In Boston, sports fans don’t just wear their team affinities on their sleeve; the super-devoted announce their loyalties (and their rivalries) on their cars as well.

Win this Subaru

As a satisfied Subaru-owner, I always notice other Subarus on the street: it’s like recognizing fellow members of a fraternal organization through a secret handshake. This particular Subaru, parked along Main Street in Keene this afternoon, grabbed my eye, though, because of the decal on its back window: a Reggie look-alike!

Reggie lookalike!

Surely the designers of the vehicle decals advertising Subaru of Keene‘s current car giveaway were inspired by this photo of Reggie in the backseat of my own Subaru, for the resemblance between the decal-dog at left and the real thing is too striking for mere coincidence. Apparently Reggie has a twin, and that twin also is a fan of Subaru car-rides.

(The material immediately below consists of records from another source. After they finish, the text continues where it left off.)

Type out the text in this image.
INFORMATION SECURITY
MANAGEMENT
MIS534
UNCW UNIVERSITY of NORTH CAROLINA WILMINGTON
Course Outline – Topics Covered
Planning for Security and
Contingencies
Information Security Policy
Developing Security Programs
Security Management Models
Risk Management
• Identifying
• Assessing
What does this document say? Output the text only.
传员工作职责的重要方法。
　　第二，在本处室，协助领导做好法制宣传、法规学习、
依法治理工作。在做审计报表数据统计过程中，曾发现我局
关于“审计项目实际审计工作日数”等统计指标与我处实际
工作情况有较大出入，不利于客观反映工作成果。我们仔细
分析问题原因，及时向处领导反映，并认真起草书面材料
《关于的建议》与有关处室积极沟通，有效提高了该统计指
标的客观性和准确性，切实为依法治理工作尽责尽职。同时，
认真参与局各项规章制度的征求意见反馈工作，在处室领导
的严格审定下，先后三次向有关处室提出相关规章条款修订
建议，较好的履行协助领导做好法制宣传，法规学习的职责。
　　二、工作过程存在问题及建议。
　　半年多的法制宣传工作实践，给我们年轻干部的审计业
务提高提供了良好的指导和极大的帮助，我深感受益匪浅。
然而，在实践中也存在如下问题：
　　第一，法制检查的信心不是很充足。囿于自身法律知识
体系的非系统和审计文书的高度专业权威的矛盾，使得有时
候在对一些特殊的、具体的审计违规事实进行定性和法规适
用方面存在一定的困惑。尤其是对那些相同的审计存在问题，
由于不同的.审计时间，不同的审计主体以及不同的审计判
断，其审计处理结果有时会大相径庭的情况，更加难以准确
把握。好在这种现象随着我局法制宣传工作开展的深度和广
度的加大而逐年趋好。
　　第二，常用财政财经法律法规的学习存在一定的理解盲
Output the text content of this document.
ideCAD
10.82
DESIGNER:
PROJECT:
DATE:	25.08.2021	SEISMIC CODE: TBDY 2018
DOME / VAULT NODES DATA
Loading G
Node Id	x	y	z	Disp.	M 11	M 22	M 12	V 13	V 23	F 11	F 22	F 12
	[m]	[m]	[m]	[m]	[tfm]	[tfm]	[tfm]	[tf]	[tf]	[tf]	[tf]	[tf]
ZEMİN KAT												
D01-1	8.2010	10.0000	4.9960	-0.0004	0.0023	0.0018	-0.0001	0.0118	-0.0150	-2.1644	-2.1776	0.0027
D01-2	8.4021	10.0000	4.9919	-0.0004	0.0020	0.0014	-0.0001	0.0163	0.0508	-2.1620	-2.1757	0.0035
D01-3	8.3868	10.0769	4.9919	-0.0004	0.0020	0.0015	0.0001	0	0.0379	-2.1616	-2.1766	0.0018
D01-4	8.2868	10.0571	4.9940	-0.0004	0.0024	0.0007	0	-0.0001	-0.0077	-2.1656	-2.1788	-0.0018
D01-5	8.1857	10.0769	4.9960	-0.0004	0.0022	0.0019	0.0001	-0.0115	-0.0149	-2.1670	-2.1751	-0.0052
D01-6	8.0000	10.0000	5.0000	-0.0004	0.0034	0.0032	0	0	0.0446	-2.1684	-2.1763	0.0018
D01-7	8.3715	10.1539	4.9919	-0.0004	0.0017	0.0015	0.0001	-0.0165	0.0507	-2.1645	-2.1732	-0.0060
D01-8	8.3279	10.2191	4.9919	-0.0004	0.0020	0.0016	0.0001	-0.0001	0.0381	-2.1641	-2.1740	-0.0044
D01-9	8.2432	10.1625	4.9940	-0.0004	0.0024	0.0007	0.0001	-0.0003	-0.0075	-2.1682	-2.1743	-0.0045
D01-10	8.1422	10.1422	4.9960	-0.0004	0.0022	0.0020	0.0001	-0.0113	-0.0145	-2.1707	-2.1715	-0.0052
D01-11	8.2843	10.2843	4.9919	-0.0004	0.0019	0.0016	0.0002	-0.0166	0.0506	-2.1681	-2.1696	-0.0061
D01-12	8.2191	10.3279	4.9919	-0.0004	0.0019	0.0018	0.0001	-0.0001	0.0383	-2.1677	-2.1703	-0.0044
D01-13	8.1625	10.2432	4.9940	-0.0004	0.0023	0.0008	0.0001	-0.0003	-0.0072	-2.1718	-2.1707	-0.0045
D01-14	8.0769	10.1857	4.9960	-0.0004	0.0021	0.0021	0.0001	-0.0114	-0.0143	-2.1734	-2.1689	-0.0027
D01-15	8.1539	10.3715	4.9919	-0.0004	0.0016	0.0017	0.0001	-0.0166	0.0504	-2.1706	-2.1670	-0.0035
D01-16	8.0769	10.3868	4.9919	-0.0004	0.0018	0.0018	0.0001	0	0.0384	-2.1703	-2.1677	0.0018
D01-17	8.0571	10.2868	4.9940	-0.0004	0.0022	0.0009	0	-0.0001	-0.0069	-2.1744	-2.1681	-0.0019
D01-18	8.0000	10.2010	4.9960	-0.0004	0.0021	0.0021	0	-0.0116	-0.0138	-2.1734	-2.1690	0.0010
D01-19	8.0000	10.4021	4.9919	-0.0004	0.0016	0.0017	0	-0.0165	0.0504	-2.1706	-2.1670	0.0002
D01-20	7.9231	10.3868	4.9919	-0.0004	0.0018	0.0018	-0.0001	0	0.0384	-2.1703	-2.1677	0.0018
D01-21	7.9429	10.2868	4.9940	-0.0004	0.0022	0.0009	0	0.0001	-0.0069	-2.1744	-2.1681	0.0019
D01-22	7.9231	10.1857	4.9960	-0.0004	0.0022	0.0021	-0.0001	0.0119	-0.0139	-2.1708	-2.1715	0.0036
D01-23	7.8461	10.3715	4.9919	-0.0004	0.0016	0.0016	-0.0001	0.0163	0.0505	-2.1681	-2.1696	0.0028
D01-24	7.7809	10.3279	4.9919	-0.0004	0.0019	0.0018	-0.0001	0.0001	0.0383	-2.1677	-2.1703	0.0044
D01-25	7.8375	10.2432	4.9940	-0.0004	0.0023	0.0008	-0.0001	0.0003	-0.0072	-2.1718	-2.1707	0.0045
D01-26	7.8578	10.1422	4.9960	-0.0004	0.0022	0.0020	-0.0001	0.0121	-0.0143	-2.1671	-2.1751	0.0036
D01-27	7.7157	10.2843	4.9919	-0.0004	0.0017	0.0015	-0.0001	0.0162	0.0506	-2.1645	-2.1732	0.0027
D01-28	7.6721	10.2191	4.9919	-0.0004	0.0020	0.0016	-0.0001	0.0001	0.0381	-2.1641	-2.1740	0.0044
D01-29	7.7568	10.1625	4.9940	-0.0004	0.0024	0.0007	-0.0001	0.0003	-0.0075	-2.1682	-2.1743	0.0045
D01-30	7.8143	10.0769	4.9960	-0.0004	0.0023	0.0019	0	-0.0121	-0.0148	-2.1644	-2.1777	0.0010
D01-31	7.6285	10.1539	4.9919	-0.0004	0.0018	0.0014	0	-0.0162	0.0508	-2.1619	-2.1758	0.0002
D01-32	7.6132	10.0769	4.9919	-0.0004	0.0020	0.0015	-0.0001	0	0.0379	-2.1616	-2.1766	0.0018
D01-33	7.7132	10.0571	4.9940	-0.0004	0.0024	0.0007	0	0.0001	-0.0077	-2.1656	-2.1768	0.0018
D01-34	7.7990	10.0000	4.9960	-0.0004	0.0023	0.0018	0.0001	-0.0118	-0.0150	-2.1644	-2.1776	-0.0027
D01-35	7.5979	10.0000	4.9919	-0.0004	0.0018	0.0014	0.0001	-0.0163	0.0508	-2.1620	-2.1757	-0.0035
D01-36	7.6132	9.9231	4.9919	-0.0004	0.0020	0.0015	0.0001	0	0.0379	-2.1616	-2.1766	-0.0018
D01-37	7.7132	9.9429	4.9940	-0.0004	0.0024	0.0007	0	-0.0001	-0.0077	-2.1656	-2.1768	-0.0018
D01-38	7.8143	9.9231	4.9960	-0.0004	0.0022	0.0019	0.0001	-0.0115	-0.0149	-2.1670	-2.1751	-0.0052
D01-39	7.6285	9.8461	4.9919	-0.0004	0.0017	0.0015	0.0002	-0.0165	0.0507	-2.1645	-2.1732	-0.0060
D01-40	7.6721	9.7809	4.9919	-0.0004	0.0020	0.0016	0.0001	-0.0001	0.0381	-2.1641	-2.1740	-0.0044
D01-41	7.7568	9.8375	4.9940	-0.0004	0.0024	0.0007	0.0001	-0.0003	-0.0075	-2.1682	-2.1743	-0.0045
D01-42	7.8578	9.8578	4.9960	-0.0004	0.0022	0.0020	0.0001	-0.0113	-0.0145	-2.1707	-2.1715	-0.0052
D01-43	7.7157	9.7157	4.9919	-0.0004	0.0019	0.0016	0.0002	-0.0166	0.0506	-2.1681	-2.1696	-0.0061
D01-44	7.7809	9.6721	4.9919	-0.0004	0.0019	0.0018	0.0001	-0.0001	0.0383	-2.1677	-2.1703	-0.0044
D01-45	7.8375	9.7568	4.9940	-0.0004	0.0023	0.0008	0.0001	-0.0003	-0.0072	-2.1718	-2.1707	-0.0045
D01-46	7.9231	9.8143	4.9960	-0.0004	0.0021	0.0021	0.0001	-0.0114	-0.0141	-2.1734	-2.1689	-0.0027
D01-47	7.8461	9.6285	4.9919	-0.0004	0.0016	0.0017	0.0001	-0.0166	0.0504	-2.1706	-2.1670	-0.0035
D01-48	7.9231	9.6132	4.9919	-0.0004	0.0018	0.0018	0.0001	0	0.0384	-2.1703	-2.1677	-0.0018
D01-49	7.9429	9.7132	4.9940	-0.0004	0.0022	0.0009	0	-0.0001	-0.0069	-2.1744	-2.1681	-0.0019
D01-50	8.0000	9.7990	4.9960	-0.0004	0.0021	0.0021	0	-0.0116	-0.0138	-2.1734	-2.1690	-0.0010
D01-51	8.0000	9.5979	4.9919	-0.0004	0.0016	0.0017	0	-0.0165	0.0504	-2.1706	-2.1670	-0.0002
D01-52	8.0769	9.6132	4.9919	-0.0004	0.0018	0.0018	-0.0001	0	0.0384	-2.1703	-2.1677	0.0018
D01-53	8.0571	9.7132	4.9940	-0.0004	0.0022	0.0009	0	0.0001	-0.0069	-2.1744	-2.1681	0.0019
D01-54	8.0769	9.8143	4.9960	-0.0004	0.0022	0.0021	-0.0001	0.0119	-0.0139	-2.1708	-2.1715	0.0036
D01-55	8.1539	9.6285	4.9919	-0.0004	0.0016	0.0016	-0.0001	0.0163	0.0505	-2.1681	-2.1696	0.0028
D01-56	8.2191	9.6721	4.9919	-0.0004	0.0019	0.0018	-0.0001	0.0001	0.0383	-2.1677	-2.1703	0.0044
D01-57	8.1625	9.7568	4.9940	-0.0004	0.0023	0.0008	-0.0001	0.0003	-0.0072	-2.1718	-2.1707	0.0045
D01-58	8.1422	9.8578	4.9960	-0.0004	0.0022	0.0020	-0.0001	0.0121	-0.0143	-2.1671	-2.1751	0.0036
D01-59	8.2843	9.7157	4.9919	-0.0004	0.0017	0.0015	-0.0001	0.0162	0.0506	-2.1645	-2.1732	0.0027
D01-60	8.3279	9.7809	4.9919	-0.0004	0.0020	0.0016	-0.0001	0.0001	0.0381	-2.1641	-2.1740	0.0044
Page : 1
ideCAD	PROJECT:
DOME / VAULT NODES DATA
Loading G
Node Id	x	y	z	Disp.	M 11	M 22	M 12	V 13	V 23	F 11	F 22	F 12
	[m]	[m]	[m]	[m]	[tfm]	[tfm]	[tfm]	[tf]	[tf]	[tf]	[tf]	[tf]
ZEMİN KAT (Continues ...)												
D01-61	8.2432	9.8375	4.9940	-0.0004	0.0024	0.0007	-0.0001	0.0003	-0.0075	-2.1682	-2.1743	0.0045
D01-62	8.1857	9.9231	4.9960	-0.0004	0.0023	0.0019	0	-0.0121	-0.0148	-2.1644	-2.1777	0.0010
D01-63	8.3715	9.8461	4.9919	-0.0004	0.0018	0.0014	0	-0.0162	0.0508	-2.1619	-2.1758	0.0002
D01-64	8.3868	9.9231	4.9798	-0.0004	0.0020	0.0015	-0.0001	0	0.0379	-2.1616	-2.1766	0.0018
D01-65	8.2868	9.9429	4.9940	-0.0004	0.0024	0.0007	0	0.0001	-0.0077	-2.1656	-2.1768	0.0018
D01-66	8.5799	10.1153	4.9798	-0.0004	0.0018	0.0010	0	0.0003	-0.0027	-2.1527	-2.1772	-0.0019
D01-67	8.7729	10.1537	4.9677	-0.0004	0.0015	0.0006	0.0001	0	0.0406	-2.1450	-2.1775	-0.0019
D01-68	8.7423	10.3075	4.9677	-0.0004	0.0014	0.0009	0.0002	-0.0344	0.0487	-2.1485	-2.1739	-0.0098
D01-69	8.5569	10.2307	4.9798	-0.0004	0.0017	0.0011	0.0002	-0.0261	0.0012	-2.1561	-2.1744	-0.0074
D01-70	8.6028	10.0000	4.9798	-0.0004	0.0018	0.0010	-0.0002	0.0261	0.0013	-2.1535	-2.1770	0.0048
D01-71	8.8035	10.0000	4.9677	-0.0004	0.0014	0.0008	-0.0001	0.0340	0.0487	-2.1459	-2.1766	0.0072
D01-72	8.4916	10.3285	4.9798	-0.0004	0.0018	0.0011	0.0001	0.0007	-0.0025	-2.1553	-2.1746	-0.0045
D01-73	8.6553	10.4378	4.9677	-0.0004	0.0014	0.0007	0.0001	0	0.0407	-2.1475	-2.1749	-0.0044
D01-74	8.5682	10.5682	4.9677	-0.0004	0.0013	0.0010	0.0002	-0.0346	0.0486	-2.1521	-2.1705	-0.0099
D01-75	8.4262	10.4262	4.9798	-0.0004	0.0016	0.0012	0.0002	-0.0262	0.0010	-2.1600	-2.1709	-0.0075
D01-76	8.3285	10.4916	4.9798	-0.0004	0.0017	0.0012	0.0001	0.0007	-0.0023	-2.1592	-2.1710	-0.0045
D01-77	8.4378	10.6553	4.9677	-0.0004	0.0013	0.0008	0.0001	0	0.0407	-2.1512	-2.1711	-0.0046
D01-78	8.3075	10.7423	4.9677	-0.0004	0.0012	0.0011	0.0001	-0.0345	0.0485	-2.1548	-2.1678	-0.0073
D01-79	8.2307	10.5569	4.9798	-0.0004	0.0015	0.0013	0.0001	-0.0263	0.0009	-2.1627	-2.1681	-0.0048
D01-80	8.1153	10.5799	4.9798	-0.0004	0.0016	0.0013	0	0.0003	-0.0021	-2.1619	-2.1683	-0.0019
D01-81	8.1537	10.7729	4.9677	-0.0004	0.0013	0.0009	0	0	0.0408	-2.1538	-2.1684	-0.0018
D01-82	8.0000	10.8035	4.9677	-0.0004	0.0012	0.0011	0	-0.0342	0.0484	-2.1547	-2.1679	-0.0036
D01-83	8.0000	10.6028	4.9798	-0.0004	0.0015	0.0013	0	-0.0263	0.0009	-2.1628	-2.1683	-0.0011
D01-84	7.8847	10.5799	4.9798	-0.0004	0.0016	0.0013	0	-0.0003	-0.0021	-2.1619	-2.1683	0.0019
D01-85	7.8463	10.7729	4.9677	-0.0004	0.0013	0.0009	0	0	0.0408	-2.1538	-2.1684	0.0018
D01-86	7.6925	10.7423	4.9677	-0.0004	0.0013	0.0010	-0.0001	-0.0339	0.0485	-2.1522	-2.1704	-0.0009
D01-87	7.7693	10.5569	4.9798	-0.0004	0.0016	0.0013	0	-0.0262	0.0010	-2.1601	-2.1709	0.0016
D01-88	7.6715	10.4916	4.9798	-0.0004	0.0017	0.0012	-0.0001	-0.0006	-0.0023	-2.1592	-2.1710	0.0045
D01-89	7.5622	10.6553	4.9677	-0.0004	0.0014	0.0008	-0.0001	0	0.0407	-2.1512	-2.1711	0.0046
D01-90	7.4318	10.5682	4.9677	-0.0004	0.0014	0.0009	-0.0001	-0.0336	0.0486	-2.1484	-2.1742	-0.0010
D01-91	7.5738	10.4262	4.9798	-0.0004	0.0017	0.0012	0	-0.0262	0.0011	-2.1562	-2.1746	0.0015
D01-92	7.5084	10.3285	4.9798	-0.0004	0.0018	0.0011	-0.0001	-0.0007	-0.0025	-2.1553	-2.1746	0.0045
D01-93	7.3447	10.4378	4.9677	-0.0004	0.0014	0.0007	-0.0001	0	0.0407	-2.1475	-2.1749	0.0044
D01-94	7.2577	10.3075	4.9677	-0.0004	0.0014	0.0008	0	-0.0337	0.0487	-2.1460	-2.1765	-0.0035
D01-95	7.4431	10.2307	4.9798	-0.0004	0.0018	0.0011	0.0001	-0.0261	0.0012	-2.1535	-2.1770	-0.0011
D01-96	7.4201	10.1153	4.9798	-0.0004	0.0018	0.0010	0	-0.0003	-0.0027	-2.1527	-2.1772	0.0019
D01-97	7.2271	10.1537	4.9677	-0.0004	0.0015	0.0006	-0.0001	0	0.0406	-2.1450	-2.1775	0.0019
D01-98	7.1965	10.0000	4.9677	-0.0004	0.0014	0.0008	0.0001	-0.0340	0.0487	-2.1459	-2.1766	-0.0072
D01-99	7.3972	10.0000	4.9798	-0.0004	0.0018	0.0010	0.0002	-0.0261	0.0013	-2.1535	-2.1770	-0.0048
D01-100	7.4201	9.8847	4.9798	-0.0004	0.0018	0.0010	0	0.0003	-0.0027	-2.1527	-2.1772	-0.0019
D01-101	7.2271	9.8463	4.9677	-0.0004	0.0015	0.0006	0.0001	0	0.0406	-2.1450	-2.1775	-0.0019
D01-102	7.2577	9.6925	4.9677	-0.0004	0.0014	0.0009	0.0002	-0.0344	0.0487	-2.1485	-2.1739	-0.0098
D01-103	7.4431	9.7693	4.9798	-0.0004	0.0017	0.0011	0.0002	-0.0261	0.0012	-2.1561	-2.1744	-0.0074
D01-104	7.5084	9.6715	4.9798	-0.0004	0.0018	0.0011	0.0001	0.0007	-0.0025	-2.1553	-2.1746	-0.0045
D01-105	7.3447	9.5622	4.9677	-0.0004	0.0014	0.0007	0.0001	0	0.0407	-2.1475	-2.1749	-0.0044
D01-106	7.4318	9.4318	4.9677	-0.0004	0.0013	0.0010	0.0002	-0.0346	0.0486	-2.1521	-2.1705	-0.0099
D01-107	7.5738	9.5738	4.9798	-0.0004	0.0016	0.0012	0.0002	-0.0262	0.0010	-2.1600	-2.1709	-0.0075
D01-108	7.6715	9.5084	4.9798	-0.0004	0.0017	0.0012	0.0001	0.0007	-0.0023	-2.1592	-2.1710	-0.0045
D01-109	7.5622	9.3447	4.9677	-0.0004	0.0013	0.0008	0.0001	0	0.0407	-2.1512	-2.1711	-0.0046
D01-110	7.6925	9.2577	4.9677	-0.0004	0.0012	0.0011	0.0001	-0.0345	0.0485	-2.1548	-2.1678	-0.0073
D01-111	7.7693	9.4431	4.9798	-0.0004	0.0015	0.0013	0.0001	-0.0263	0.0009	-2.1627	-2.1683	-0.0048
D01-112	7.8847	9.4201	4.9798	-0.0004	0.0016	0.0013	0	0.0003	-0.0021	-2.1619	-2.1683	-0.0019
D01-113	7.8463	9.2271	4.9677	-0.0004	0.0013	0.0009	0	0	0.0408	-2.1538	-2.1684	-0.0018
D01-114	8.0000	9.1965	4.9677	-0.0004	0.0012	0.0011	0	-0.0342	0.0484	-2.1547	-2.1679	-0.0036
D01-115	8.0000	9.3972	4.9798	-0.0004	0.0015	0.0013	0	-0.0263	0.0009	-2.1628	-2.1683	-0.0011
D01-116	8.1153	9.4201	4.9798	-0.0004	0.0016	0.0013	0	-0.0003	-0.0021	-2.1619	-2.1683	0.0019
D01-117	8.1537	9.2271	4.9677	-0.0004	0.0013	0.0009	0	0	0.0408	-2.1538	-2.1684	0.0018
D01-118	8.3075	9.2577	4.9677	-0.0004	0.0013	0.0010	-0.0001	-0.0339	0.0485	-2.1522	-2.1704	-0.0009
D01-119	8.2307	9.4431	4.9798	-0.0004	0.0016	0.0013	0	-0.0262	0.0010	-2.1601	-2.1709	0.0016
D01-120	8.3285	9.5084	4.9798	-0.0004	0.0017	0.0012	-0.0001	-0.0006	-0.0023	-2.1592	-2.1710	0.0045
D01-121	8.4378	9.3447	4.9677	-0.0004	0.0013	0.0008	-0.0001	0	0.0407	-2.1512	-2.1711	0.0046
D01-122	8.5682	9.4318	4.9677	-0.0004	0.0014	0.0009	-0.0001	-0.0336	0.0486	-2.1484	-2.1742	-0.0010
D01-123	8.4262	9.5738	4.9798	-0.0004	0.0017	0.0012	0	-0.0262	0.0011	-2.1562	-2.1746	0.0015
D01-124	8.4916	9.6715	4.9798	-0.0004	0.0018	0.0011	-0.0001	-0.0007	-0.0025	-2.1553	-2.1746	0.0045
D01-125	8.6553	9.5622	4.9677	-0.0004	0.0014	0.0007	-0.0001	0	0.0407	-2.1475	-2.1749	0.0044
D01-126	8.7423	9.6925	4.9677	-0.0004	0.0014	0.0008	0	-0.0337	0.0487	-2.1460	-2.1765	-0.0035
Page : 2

As much as I love my Subaru, Reggie might love it even more than I do, for he contentedly sprawls across the entire backseat whenever we drive anywhere, whether “anywhere” refers to our frequent commutes between Massachusetts and New Hampshire or our annual trips to Ohio and back. What dog wouldn’t love having the vehicular equivalent of a couch on wheels while Mom zips to and from any given adventure?

Great vehicle, even greater bumper sticker

It’s a joke only a Buddhist would get, which made its placement on the bumper of a pickup truck parked this morning at the Providence Zen Center in Cumberland, RI all the more perfect.

Buddha's birthday, 2007

Mahayana” is the term used by Buddhists from China, Korea, Vietnam, Japan, and Tibet to refer to their particular flavor of practice: the so-called “Great Vehicle.” Calling your own way of spiritual practice “great” is, well, great…except that referring to the “Great Vehicle” of Mahayana Buddhism automatically implies a so-called “Lesser Vehicle”: Hinayana, the pejorative name used by (of course) Mahayana Buddhists to refer to the Theravadan traditions of Thai, Burmese, Sri Lankan, Cambodian, and Laotian Buddhism.

You can get away with joking about Great Vehicles among the Korean-influenced Zen Buddhists at the Providence Zen Center: we all know that the “Great Vehicle” also refers to the Bodhisattva way, which does not discriminate between “greaters” and “lessers” in its endeavor to save all beings from suffering. From a Zen perspective, there is no “great” vehicle, only the One Vehicle that is This Present Moment. Whether you take a pickup truck, car, plane, train, or boat–and whether you’re Thai, Chinese, Cambodian, Japanese, or American–the One Way that’s the High Way is the very moment you’re currently in: no “vehicle” necessary. The moment you wake up and remember you’re Right Here, Now, you’ve already arrived.